Pandemic Conundrum: To Control Or To Trust? – Analysis, Eurasia Review June 27, 2020 By Yasmine Wong
The COVID-19 pandemic has blurred the boundaries between private and public life. Government efforts to discourage socially irresponsible behaviour have emboldened individuals to report, shame, and berate individuals who flout rules. This rise in mutual surveillance erodes trust in the community, and in social capital.
[…]
The Panopticon aptly describes lived reality during the pandemic, where the encouragement of mutual surveillance cultivates a panoptic social environment.

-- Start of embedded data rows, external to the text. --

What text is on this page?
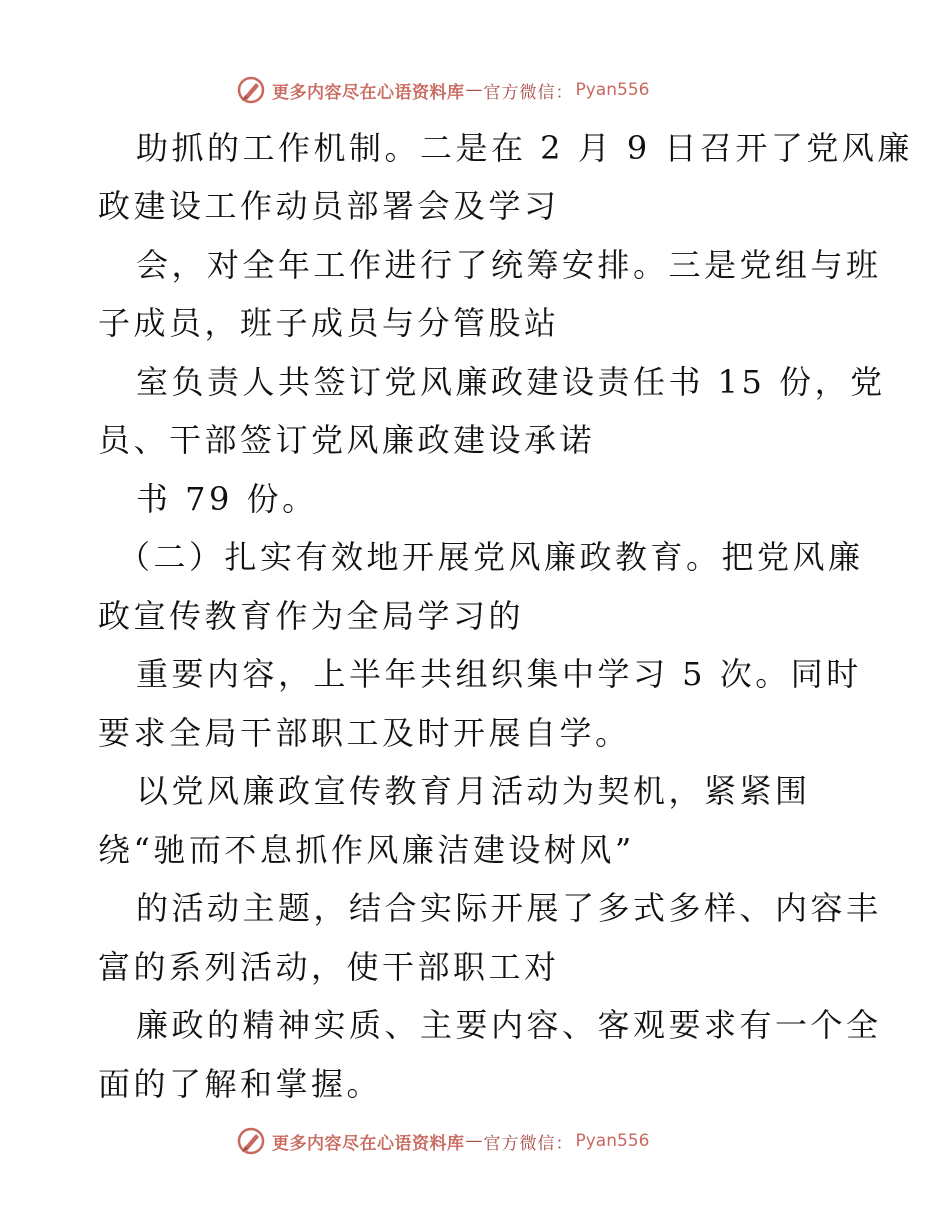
更多内容尽在心语资料库 — 官方微信： Pyan556
助抓的工作机制。二是在 2 月 9 日召开了党风廉
政建设工作动员部署会及学习
会，对全年工作进行了统筹安排。三是党组与班
子成员，班子成员与分管股站
室负责人共签订党风廉政建设责任书 15 份，党
员、干部签订党风廉政建设承诺
书 79 份。
（二）扎实有效地开展党风廉政教育。把党风廉
政宣传教育作为全局学习的
重要内容，上半年共组织集中学习 5 次。同时
要求全局干部职工及时开展自学。
以党风廉政宣传教育月活动为契机，紧紧围
绕“驰而不息抓作风廉洁建设树风”
的活动主题，结合实际开展了多式多样、内容丰
富的系列活动，使干部职工对
廉政的精神实质、主要内容、客观要求有一个全
面的了解和掌握。
更多内容尽在心语资料库 — 官方微信： Pyan556
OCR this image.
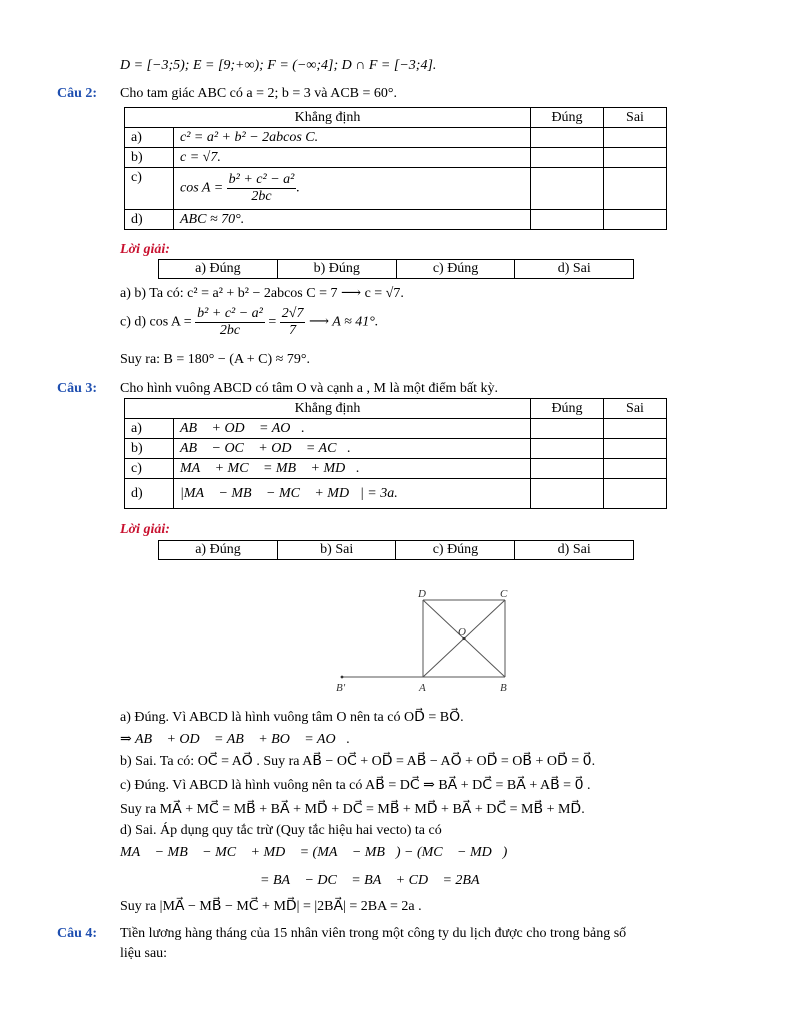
D = [−3;5); E = [9;+∞); F = (−∞;4]; D ∩ F = [−3;4].
Câu 2: Cho tam giác ABC có a = 2; b = 3 và ACB = 60°.
Khẳng định		Đúng	Sai
a)	c² = a² + b² − 2abcos C.		
b)	c = √7.		
c)	$\cos A = \frac{\text{b² + c² − a²}}{2bc}$ .		
d)	ABC ≈ 70°.		
Lời giải:
a) Đúng	b) Đúng	c) Đúng	d) Sai
a) b) Ta có: c² = a² + b² − 2abcos C = 7 ⟶ c = √7.
c) d) $\cos A = \frac{\text{b² + c² − a²}}{2bc} = \frac{2√7}{7}$ ⟶ A ≈ 41°.
Suy ra: B = 180° − (A + C) ≈ 79°.
Câu 3: Cho hình vuông ABCD có tâm O và cạnh a , M là một điểm bất kỳ.
Khẳng định		Đúng	Sai
a)	AB⃗ + OD⃗ = AO⃗.		
b)	AB⃗ − OC⃗ + OD⃗ = AC⃗.		
c)	MA⃗ + MC⃗ = MB⃗ + MD⃗.		
d)	|MA⃗ − MB⃗ − MC⃗ + MD⃗| = 3a.		
Lời giải:
a) Đúng	b) Sai	c) Đúng	d) Sai
D	C
O
A	B
B′
a) Đúng. Vì ABCD là hình vuông tâm O nên ta có OD⃗ = BO⃗.
⇒ AB⃗ + OD⃗ = AB⃗ + BO⃗ = AO⃗.
b) Sai. Ta có: OC⃗ = AO⃗ . Suy ra AB⃗ − OC⃗ + OD⃗ = AB⃗ − AO⃗ + OD⃗ = OB⃗ + OD⃗ = 0⃗.
c) Đúng. Vì ABCD là hình vuông nên ta có AB⃗ = DC⃗ ⇒ BA⃗ + DC⃗ = BA⃗ + AB⃗ = 0⃗ .
Suy ra MA⃗ + MC⃗ = MB⃗ + BA⃗ + MD⃗ + DC⃗ = MB⃗ + MD⃗ + BA⃗ + DC⃗ = MB⃗ + MD⃗.
d) Sai. Áp dụng quy tắc trừ (Quy tắc hiệu hai vecto) ta có
MA⃗ − MB⃗ − MC⃗ + MD⃗ = (MA⃗ − MB⃗) − (MC⃗ − MD⃗)
= BA⃗ − DC⃗ = BA⃗ + CD⃗ = 2BA⃗
Suy ra |MA⃗ − MB⃗ − MC⃗ + MD⃗| = |2BA⃗| = 2BA = 2a .
Câu 4: Tiền lương hàng tháng của 15 nhân viên trong một công ty du lịch được cho trong bảng số
liệu sau:
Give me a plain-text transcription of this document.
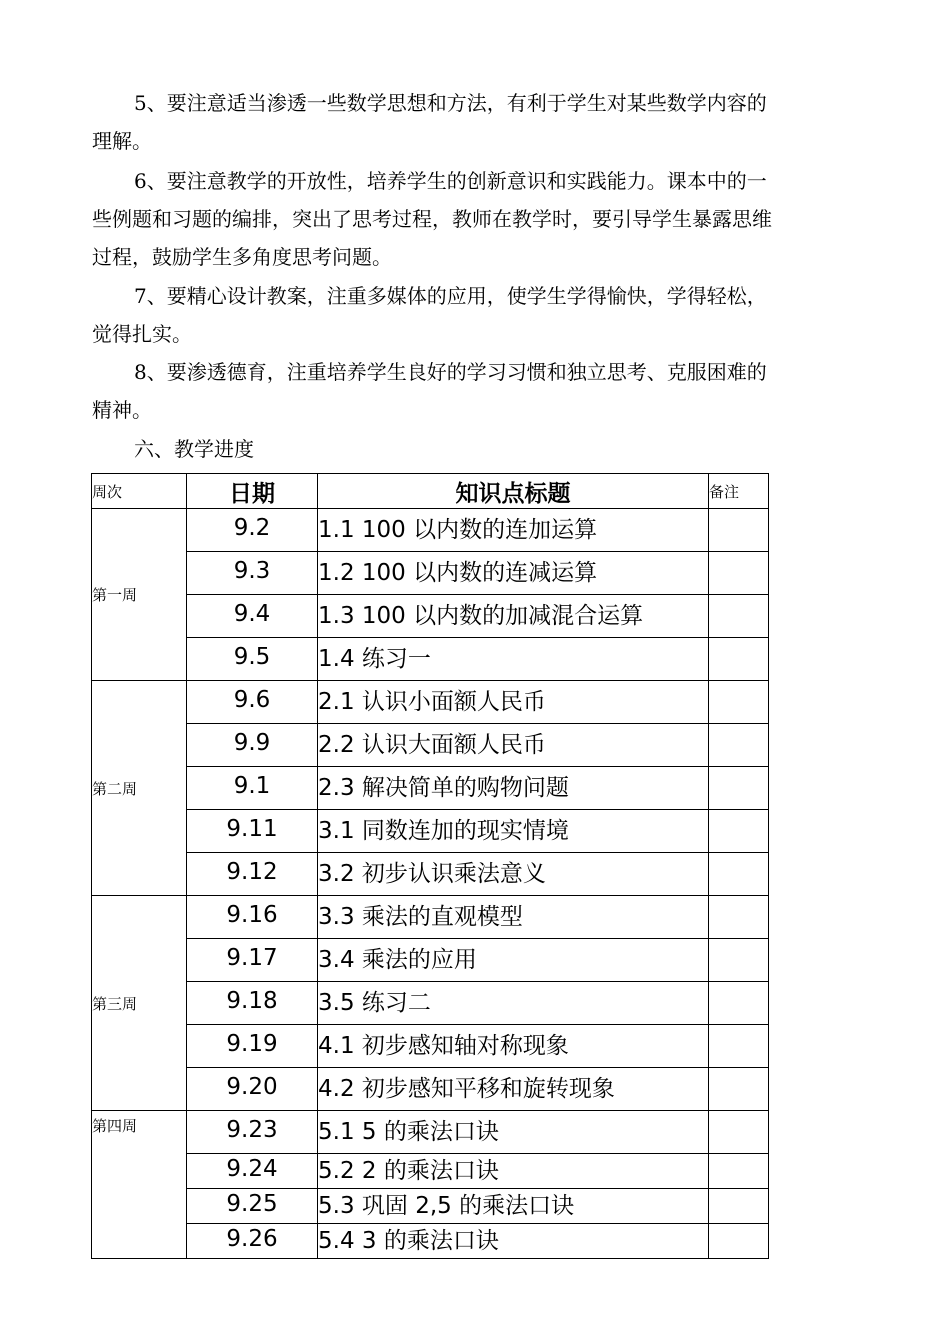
5、要注意适当渗透一些数学思想和方法，有利于学生对某些数学内容的
理解。

6、要注意教学的开放性，培养学生的创新意识和实践能力。课本中的一
些例题和习题的编排，突出了思考过程，教师在教学时，要引导学生暴露思维
过程，鼓励学生多角度思考问题。

7、要精心设计教案，注重多媒体的应用，使学生学得愉快，学得轻松，
觉得扎实。

8、要渗透德育，注重培养学生良好的学习习惯和独立思考、克服困难的
精神。

六、教学进度

周次	日期	知识点标题	备注
第一周	9.2	1.1 100 以内数的连加运算	
	9.3	1.2 100 以内数的连减运算	
	9.4	1.3 100 以内数的加减混合运算	
	9.5	1.4 练习一	
第二周	9.6	2.1 认识小面额人民币	
	9.9	2.2 认识大面额人民币	
	9.1	2.3 解决简单的购物问题	
	9.11	3.1 同数连加的现实情境	
	9.12	3.2 初步认识乘法意义	
第三周	9.16	3.3 乘法的直观模型	
	9.17	3.4 乘法的应用	
	9.18	3.5 练习二	
	9.19	4.1 初步感知轴对称现象	
	9.20	4.2 初步感知平移和旋转现象	
第四周	9.23	5.1 5 的乘法口诀	
	9.24	5.2 2 的乘法口诀	
	9.25	5.3 巩固 2,5 的乘法口诀	
	9.26	5.4 3 的乘法口诀	
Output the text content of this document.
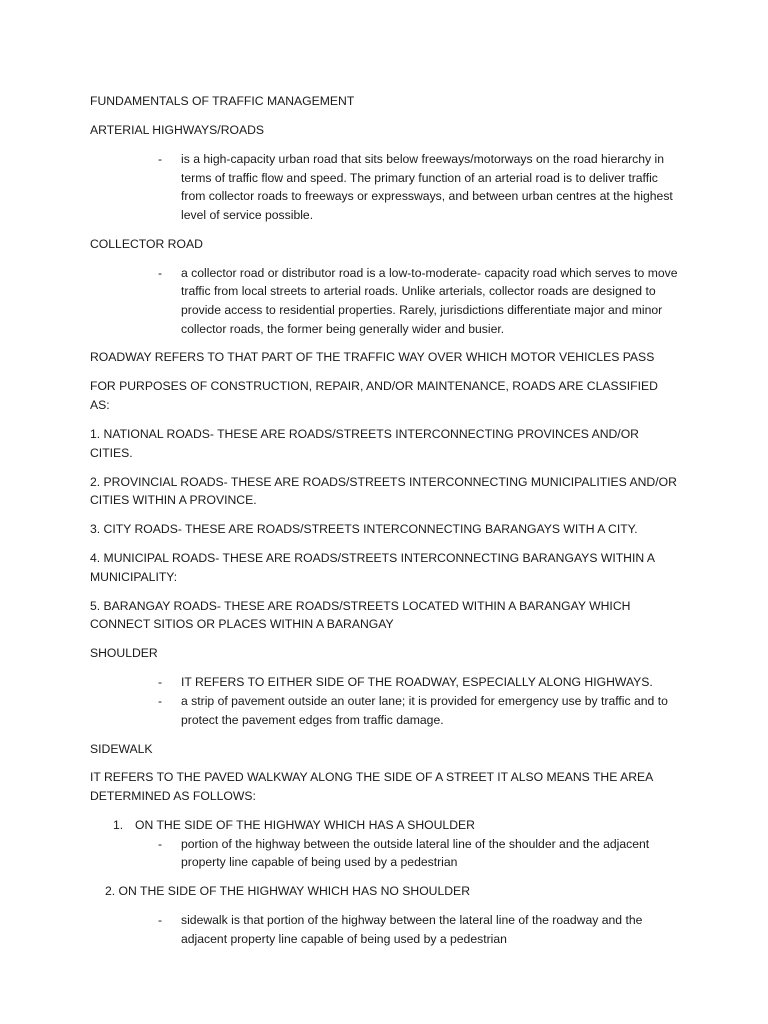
FUNDAMENTALS OF TRAFFIC MANAGEMENT

ARTERIAL HIGHWAYS/ROADS

- is a high-capacity urban road that sits below freeways/motorways on the road hierarchy in terms of traffic flow and speed. The primary function of an arterial road is to deliver traffic from collector roads to freeways or expressways, and between urban centres at the highest level of service possible.

COLLECTOR ROAD

- a collector road or distributor road is a low-to-moderate- capacity road which serves to move traffic from local streets to arterial roads. Unlike arterials, collector roads are designed to provide access to residential properties. Rarely, jurisdictions differentiate major and minor collector roads, the former being generally wider and busier.

ROADWAY REFERS TO THAT PART OF THE TRAFFIC WAY OVER WHICH MOTOR VEHICLES PASS

FOR PURPOSES OF CONSTRUCTION, REPAIR, AND/OR MAINTENANCE, ROADS ARE CLASSIFIED AS:

1. NATIONAL ROADS- THESE ARE ROADS/STREETS INTERCONNECTING PROVINCES AND/OR CITIES.

2. PROVINCIAL ROADS- THESE ARE ROADS/STREETS INTERCONNECTING MUNICIPALITIES AND/OR CITIES WITHIN A PROVINCE.

3. CITY ROADS- THESE ARE ROADS/STREETS INTERCONNECTING BARANGAYS WITH A CITY.

4. MUNICIPAL ROADS- THESE ARE ROADS/STREETS INTERCONNECTING BARANGAYS WITHIN A MUNICIPALITY:

5. BARANGAY ROADS- THESE ARE ROADS/STREETS LOCATED WITHIN A BARANGAY WHICH CONNECT SITIOS OR PLACES WITHIN A BARANGAY

SHOULDER

- IT REFERS TO EITHER SIDE OF THE ROADWAY, ESPECIALLY ALONG HIGHWAYS.
- a strip of pavement outside an outer lane; it is provided for emergency use by traffic and to protect the pavement edges from traffic damage.

SIDEWALK

IT REFERS TO THE PAVED WALKWAY ALONG THE SIDE OF A STREET IT ALSO MEANS THE AREA DETERMINED AS FOLLOWS:

1. ON THE SIDE OF THE HIGHWAY WHICH HAS A SHOULDER
- portion of the highway between the outside lateral line of the shoulder and the adjacent property line capable of being used by a pedestrian

2. ON THE SIDE OF THE HIGHWAY WHICH HAS NO SHOULDER

- sidewalk is that portion of the highway between the lateral line of the roadway and the adjacent property line capable of being used by a pedestrian
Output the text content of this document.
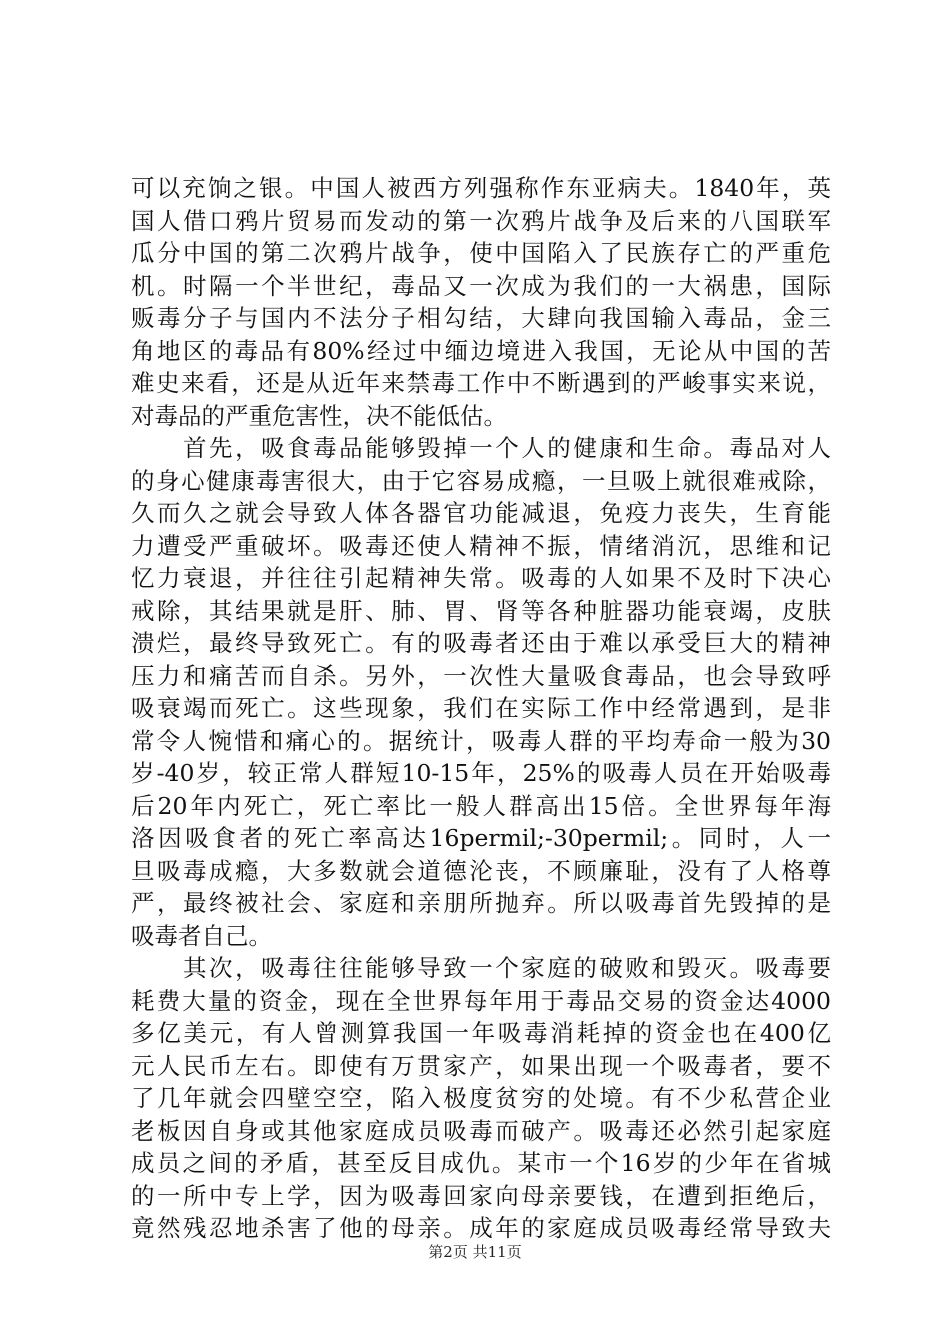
可以充饷之银。中国人被西方列强称作东亚病夫。1840年，英
国人借口鸦片贸易而发动的第一次鸦片战争及后来的八国联军
瓜分中国的第二次鸦片战争，使中国陷入了民族存亡的严重危
机。时隔一个半世纪，毒品又一次成为我们的一大祸患，国际
贩毒分子与国内不法分子相勾结，大肆向我国输入毒品，金三
角地区的毒品有80%经过中缅边境进入我国，无论从中国的苦
难史来看，还是从近年来禁毒工作中不断遇到的严峻事实来说，
对毒品的严重危害性，决不能低估。
　　首先，吸食毒品能够毁掉一个人的健康和生命。毒品对人
的身心健康毒害很大，由于它容易成瘾，一旦吸上就很难戒除，
久而久之就会导致人体各器官功能减退，免疫力丧失，生育能
力遭受严重破坏。吸毒还使人精神不振，情绪消沉，思维和记
忆力衰退，并往往引起精神失常。吸毒的人如果不及时下决心
戒除，其结果就是肝、肺、胃、肾等各种脏器功能衰竭，皮肤
溃烂，最终导致死亡。有的吸毒者还由于难以承受巨大的精神
压力和痛苦而自杀。另外，一次性大量吸食毒品，也会导致呼
吸衰竭而死亡。这些现象，我们在实际工作中经常遇到，是非
常令人惋惜和痛心的。据统计，吸毒人群的平均寿命一般为30
岁-40岁，较正常人群短10-15年，25%的吸毒人员在开始吸毒
后20年内死亡，死亡率比一般人群高出15倍。全世界每年海
洛因吸食者的死亡率高达16permil;-30permil;。同时，人一
旦吸毒成瘾，大多数就会道德沦丧，不顾廉耻，没有了人格尊
严，最终被社会、家庭和亲朋所抛弃。所以吸毒首先毁掉的是
吸毒者自己。
　　其次，吸毒往往能够导致一个家庭的破败和毁灭。吸毒要
耗费大量的资金，现在全世界每年用于毒品交易的资金达4000
多亿美元，有人曾测算我国一年吸毒消耗掉的资金也在400亿
元人民币左右。即使有万贯家产，如果出现一个吸毒者，要不
了几年就会四壁空空，陷入极度贫穷的处境。有不少私营企业
老板因自身或其他家庭成员吸毒而破产。吸毒还必然引起家庭
成员之间的矛盾，甚至反目成仇。某市一个16岁的少年在省城
的一所中专上学，因为吸毒回家向母亲要钱，在遭到拒绝后，
竟然残忍地杀害了他的母亲。成年的家庭成员吸毒经常导致夫
第2页 共11页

COVID-19 may prompt suspicion and distrust; this forms part of our ‘behavioural immune system’. It consists of behavioural and psychological adaptations we undergo to reduce the likelihood of contact with the virus.
[…]
COVID-19 has provided all governments of the world with a collective opportunity to implement a new paradigm or system of subjection premised on an emerging discourse of individual safety and security. It represents a regime akin to Foucault’s notion of ‘Discipline & Punishment’, whilst simultaneously distorting the social contract. If sufficient resistance is not forthcoming in the short to medium term, individuals will be subjugated on a global scale like never before. While state surveillance is nothing new, the scale and scope of it is. Liberty is being displaced by a carefully orchestrated global centre of authority, not that dissimilar to former and existing police states. There is a clear and deliberate shift in power away from sovereign states towards an emerging centre of global control. Welcome to the new world order.